Outro agravante que potencializa e favorece o desmatamento ilegal, caça e outros crimes ambientais é a imobilização do Naturatins, órgão estadual responsável pela fiscalização, controle ambiental e pela gestão e proteção das unidades de conservação estaduais. É obvio que a ausência ou baixa presença do estado estimula a atuação dos criminosos. Ou exemplo que afetou diretamente a proteção do Cerrado ocorreu em 2022 quando o poder judiciário do Tocantins suspendeu os efeitos do ato que constituiu o Conselho Deliberativo da Área de Proteção Ambiental (APA) da Serra do Lajeado, impedindo o colegiado de se reunir, acatando uma ação movida pela Associação do Produtores das Serras do Lajeado e Taquarussu, visando impedir que o colegiado aprovasse o novo Plano de Manejo da UC que propunha uma transição gradual da agricultura em grande escala para a agroecologia.

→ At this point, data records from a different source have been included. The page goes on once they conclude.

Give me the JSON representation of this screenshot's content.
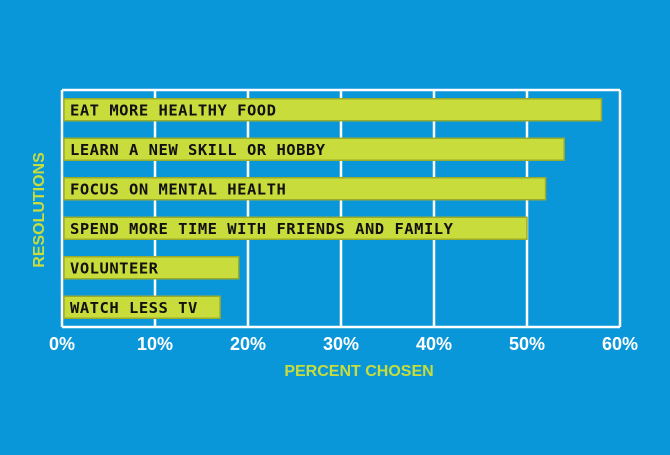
{
  "chart_data": {
    "type": "bar",
    "orientation": "horizontal",
    "categories": [
      "EAT MORE HEALTHY FOOD",
      "LEARN A NEW SKILL OR HOBBY",
      "FOCUS ON MENTAL HEALTH",
      "SPEND MORE TIME WITH FRIENDS AND FAMILY",
      "VOLUNTEER",
      "WATCH LESS TV"
    ],
    "values": [
      58,
      54,
      52,
      50,
      19,
      17
    ],
    "xlim": [
      0,
      60
    ],
    "xticks": [
      0,
      10,
      20,
      30,
      40,
      50,
      60
    ],
    "xtick_labels": [
      "0%",
      "10%",
      "20%",
      "30%",
      "40%",
      "50%",
      "60%"
    ],
    "xlabel": "PERCENT CHOSEN",
    "ylabel": "RESOLUTIONS",
    "grid": true,
    "colors": {
      "background": "#0a97d9",
      "bar": "#c8dc3c",
      "bar_edge": "#9aab2a",
      "grid": "#ffffff",
      "axis_title": "#c8dc3c",
      "tick_text": "#ffffff",
      "label_text": "#111111"
    }
  }
}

Um terceiro vetor de desmatamento, que também gera mortes, sofrimentos e conflitos, é a baixa execução dos governos estadual e federal em cumprir suas metas de gestão e obrigação legal em relação à regularização fundiária e destinação de terras públicas e finalidades prioritárias em nossa Constituição – reforma agrária e territórios tradicionalmente ocupados. Desse modo, a regularização caminha ao passo de tartaruga manca para os casos dos territórios tradicionais e assentamentos rurais, enquanto grandes invasores ilegais – os grileiros – desmatam e consolidam áreas voltadas à agropecuária de larga escala ou à especulação imobiliária, sem a fiscalização do Estado ou sem a transparência sobre a legalidade dessa destinação, a exemplo das dúvidas geradas pela convalidação de registros imobiliários, previstos na Lei 3.896 de 2022 do estado do Tocantins.

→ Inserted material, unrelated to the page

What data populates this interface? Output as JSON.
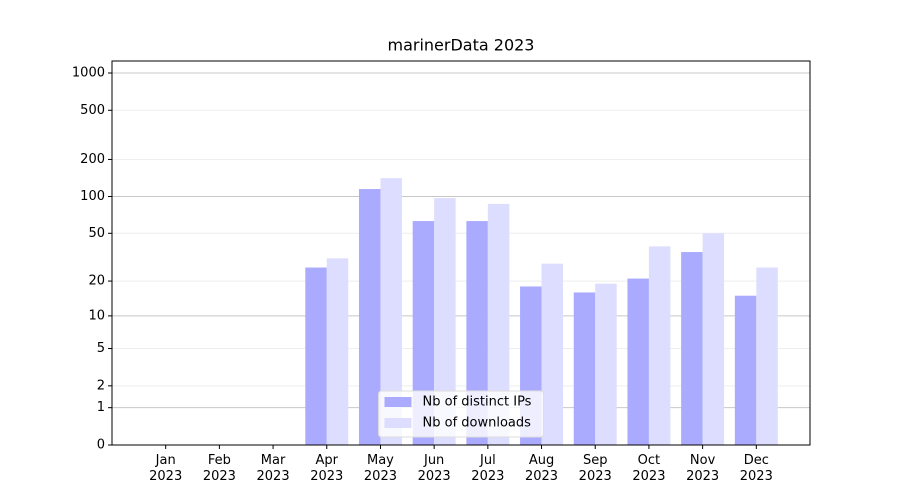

Diante desse panorama, continuo com a pergunta e a direciono a você, leitor. Mas, tenho certeza que o desmatamento não é de interesse da maioria dos tocantinenses e dos brasileiros, que prezam pela vida e esperam que seus filhos e netos tenham as condições ambientais para crescerem com saúde e possam desfrutar as águas lindas e puras ofertadas pelo Cerrado.

*Agrônoma, mestre em sustentabilidade de territórios tradicionais, assessora técnica do Instituto Sociedade, População e Natureza – ISPN e membro da Coalizão Vozes do Tocantins por Justiça Climática.